In addition to the Shulman v. Group W Productions case, decided in 1998, the California Supreme Court ruled on another hidden-camera case in 1999:  Sanders v. ABC.

     In the Sanders case, ABC's "Prime Time Live" allegedly violated a telepsychic's privacy by using a hidden camera inside his workplace while he was giving advice to clients by telephone. 
Mark Sanders and a second telepsychic who later died were photographed inside partitioned cubicles by an ABC reporter who went under cover, taking a job as a telepsychic so she could obtain video for a story about the telepsychic business.  A jury awarded Sanders $1.2 million in damages in 1994, but an appellate court overturned the verdict, ruling that Sanders had no reasonable expectation of privacy in his cubicle, which was not fully enclosed.  As indicated in the text, the California Supreme Court reversed the appellate court ruling, clearing the way for Sanders to seek the reinstatement of the large damage award.  The state Supreme Court ruled that there is a limited expectation of privacy in a partitioned cubicle in an office.

     The second telepsychic's death led to still another lawsuit against ABC, with his parents claiming that ABC's conduct caused him to drink heavily--and that the drinking caused his death. 
The ninth circuit U.S. Court of Appeals rejected that argument and tossed out the parents' case (Kersis v. ABC, 1999).  The ninth circuit later ruled, in Sussman v. ABC, that 12 employees of the telepsychic operation could not sue ABC for violating the federal anti-wiretapping statute unless they could show that ABC intended to commit a crime or a civil wrong.  The U.S. Supreme Court declined to hear an appeal of the Sussman case in a January, 2000 order.
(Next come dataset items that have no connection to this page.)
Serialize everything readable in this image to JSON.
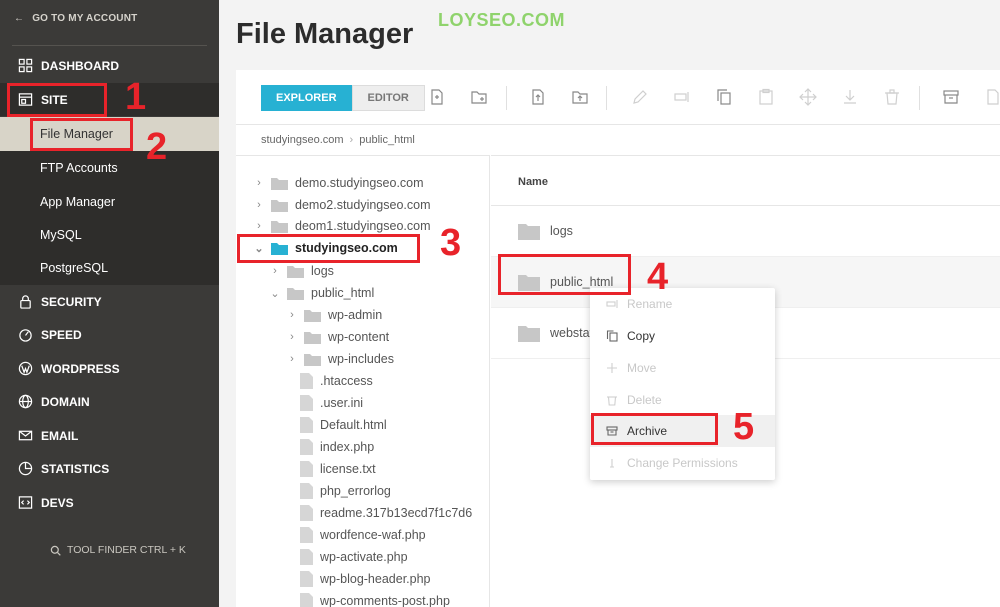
{
  "sidebar": {
    "goto_label": "GO TO MY ACCOUNT",
    "items": [
      {
        "label": "DASHBOARD",
        "icon": "grid-icon"
      },
      {
        "label": "SITE",
        "icon": "site-icon"
      },
      {
        "label": "SECURITY",
        "icon": "lock-icon"
      },
      {
        "label": "SPEED",
        "icon": "speed-icon"
      },
      {
        "label": "WORDPRESS",
        "icon": "wordpress-icon"
      },
      {
        "label": "DOMAIN",
        "icon": "globe-icon"
      },
      {
        "label": "EMAIL",
        "icon": "email-icon"
      },
      {
        "label": "STATISTICS",
        "icon": "pie-icon"
      },
      {
        "label": "DEVS",
        "icon": "code-icon"
      }
    ],
    "subitems": [
      "File Manager",
      "FTP Accounts",
      "App Manager",
      "MySQL",
      "PostgreSQL"
    ],
    "tool_finder": "TOOL FINDER CTRL + K"
  },
  "page": {
    "title": "File Manager",
    "watermark": "LOYSEO.COM"
  },
  "toolbar": {
    "tab_explorer": "EXPLORER",
    "tab_editor": "EDITOR"
  },
  "breadcrumb": {
    "root": "studyingseo.com",
    "sep": "›",
    "current": "public_html"
  },
  "tree": {
    "domains": [
      "demo.studyingseo.com",
      "demo2.studyingseo.com",
      "deom1.studyingseo.com",
      "studyingseo.com"
    ],
    "children": [
      "logs",
      "public_html"
    ],
    "public_html_folders": [
      "wp-admin",
      "wp-content",
      "wp-includes"
    ],
    "public_html_files": [
      ".htaccess",
      ".user.ini",
      "Default.html",
      "index.php",
      "license.txt",
      "php_errorlog",
      "readme.317b13ecd7f1c7d6",
      "wordfence-waf.php",
      "wp-activate.php",
      "wp-blog-header.php",
      "wp-comments-post.php"
    ]
  },
  "list": {
    "header_name": "Name",
    "rows": [
      "logs",
      "public_html",
      "webstat"
    ]
  },
  "context_menu": {
    "items": [
      {
        "label": "Rename",
        "disabled": true
      },
      {
        "label": "Copy",
        "disabled": false
      },
      {
        "label": "Move",
        "disabled": true
      },
      {
        "label": "Delete",
        "disabled": true
      },
      {
        "label": "Archive",
        "disabled": false
      },
      {
        "label": "Change Permissions",
        "disabled": true
      }
    ]
  },
  "annotations": [
    "1",
    "2",
    "3",
    "4",
    "5"
  ],
  "colors": {
    "accent": "#27b1d3",
    "sidebar_bg": "#3b3a38",
    "annotation_red": "#e8232a",
    "folder_grey": "#c7c7c7",
    "folder_selected": "#27b1d3"
  }
}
     If there is some expectation of privacy in an office with partitioned cubicles, that is not true of an open patio at a restaurant.  In Simtel Communications v. NBC, another 1999 decision, a California appellate court refused to allow two salesmen to sue NBC for secretly videotaping them making a sales pitch at a table on a crowded patio.  NBC producers, posing as potential 
investors, used a hidden camera to tape the pitch, which was later shown on "Dateline NBC."  The court noted that the taping was done in a busy place and that NBC did not "intrude into (the 
salesmen's) personal lives, intimate relations or any other private affairs."

     Still another appellate court upheld a family's right to sue for invasion of privacy because the producers of the TV show, "LAPD:  Life on the Beat," aired a videotape of police officers 
telephoning the parents of a man who died from a drug overdose.  The parents were unaware of the taping when they took the call.  Even though no names were used and the parents' responses were largely unintelligible, the court held that they could sue (Marich v. QRZ Media, 1999).  The California Supreme Court later "depublished" the Marich decision, which means it was not overturned but it may not be cited as a legal precedent.